Mild, am Ende sonnig und wenig Schnee

Rückblick auf den Winter 2018/2019 an der Station Silberborn

Deutlich wärmer als im langjährigen Mittel war der meteorologische Winter 2019 im Hochsolling. Dazu gab es bis zum Ende der ersten Februardekade viel Niederschlag, der meist als Regen fiel, und wenig Sonnenschein, bevor die Umstellung auf eine höhenwarme, trockene und sehr sonnige Hochdrucklage dafür sorgte, dass der Winter am Ende über 20% mehr Sonnenschein brachte als im Durchschnitt.
Für Schneeliebhaber war es dagegen weitgehend ein Winter zum Vergessen: Zwar konnte an insgesamt 25 Tagen eine Schneedecke gemessen werden, aber die Abschnitte währten meist nur recht kurz und vor allem fehlte es an der Menge bzw. Höhe – an nur einem Tag wurde die maximale Höhe von 8 cm gemessen, sonst waren es meist höchstens 5-6 cm – zu wenig für gespurte Loipen und Skilanglauf. Dabei war die Großwetterlage sogar relativ günstig für einen schneereichen Winter in einer Mittelgebirgslage, denn häufig strömte feuchte Luft mit Niederschlägen aus Nordwesten oder Norden ein, doch diesmal war das Temperaturniveau oft um 1-2 Grad zu hoch, so dass sich meist erst ab ca. 700 m eine mächtigere und länger haltende Schneedecke ausbilden konnte – für den Solling lag die Grenze zwischen Schmuddel und weißer Pracht oft um 200 m zu hoch.
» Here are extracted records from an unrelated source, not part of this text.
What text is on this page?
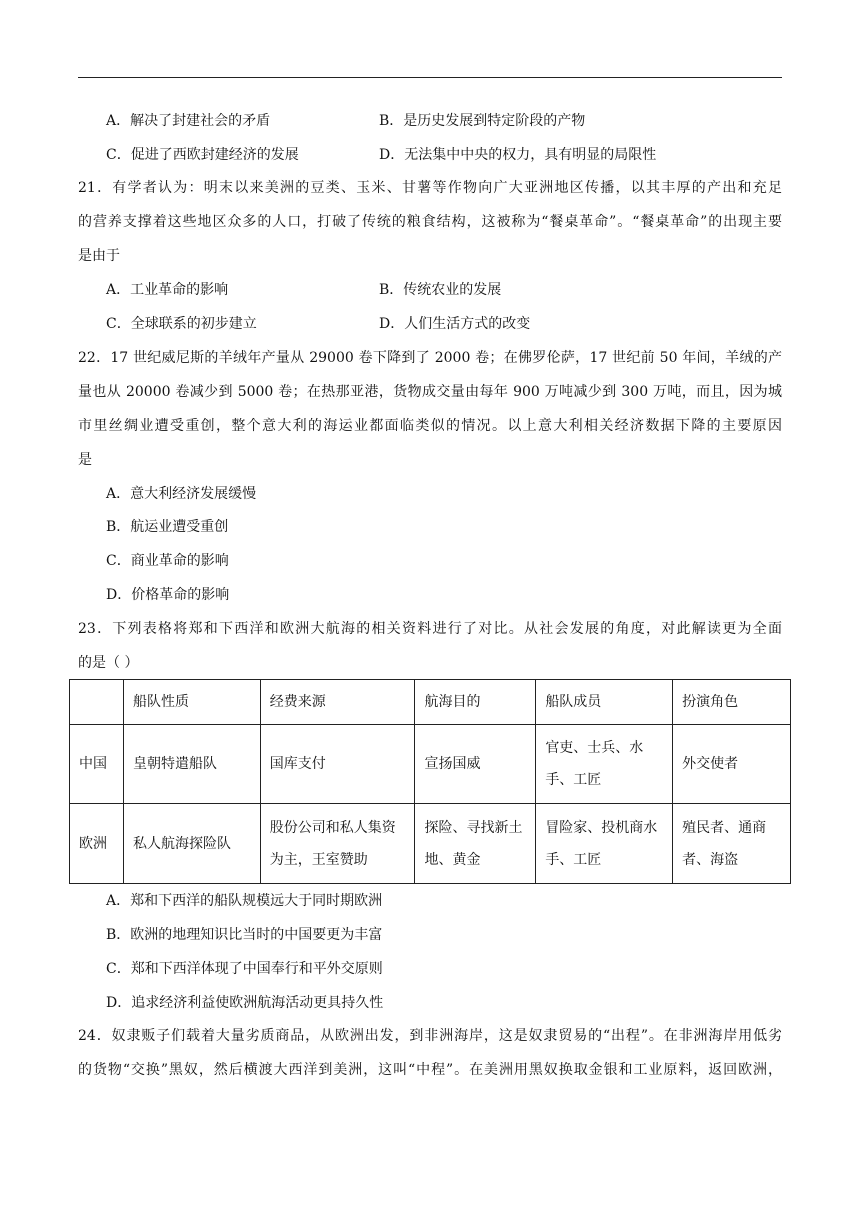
A．解决了封建社会的矛盾	B．是历史发展到特定阶段的产物
C．促进了西欧封建经济的发展	D．无法集中中央的权力，具有明显的局限性
21．有学者认为：明末以来美洲的豆类、玉米、甘薯等作物向广大亚洲地区传播，以其丰厚的产出和充足
的营养支撑着这些地区众多的人口，打破了传统的粮食结构，这被称为“餐桌革命”。“餐桌革命”的出现主要
是由于
A．工业革命的影响	B．传统农业的发展
C．全球联系的初步建立	D．人们生活方式的改变
22．17 世纪威尼斯的羊绒年产量从 29000 卷下降到了 2000 卷；在佛罗伦萨，17 世纪前 50 年间，羊绒的产
量也从 20000 卷减少到 5000 卷；在热那亚港，货物成交量由每年 900 万吨减少到 300 万吨，而且，因为城
市里丝绸业遭受重创，整个意大利的海运业都面临类似的情况。以上意大利相关经济数据下降的主要原因
是
A．意大利经济发展缓慢
B．航运业遭受重创
C．商业革命的影响
D．价格革命的影响
23．下列表格将郑和下西洋和欧洲大航海的相关资料进行了对比。从社会发展的角度，对此解读更为全面
的是（ ）
	船队性质	经费来源	航海目的	船队成员	扮演角色
中国	皇朝特遣船队	国库支付	宣扬国威	官吏、士兵、水手、工匠	外交使者
欧洲	私人航海探险队	股份公司和私人集资为主，王室赞助	探险、寻找新土地、黄金	冒险家、投机商水手、工匠	殖民者、通商者、海盗
A．郑和下西洋的船队规模远大于同时期欧洲
B．欧洲的地理知识比当时的中国要更为丰富
C．郑和下西洋体现了中国奉行和平外交原则
D．追求经济利益使欧洲航海活动更具持久性
24．奴隶贩子们载着大量劣质商品，从欧洲出发，到非洲海岸，这是奴隶贸易的“出程”。在非洲海岸用低劣
的货物“交换”黑奴，然后横渡大西洋到美洲，这叫“中程”。在美洲用黑奴换取金银和工业原料，返回欧洲，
Immerhin reichte es in der letzten Januar- und ersten Februardekade zu einem etwas längeren Abschnitt mit Schnee und Frost. Doch die Zahlen sprechen letztlich für sich, nicht nur beim Schnee: 14 Eistage mit Dauerfrost, 44 Frosttage und eine Kältesumme von 65,2 Kelvin liegen in etwa im bzw. ein Stück unter dem Klimamittel- des gut 300 m tiefer gelegenen Wesertals wohlgemerkt. Für den Hochsolling sind es dagegen deutlich unterdurchschnittliche Werte.
Immerhin konnte die lange trockene Phase des Vorjahrs genau mit Beginn des Winters beendet oder zumindest für gut zwei Monate unterbrochen werden, doch reicht die gefallene Menge (noch) nicht aus, um Entwarnung für die Sollingwälder geben zu können. Immerhin blieben in diesem Winter stärkere Sturmereignisse aus.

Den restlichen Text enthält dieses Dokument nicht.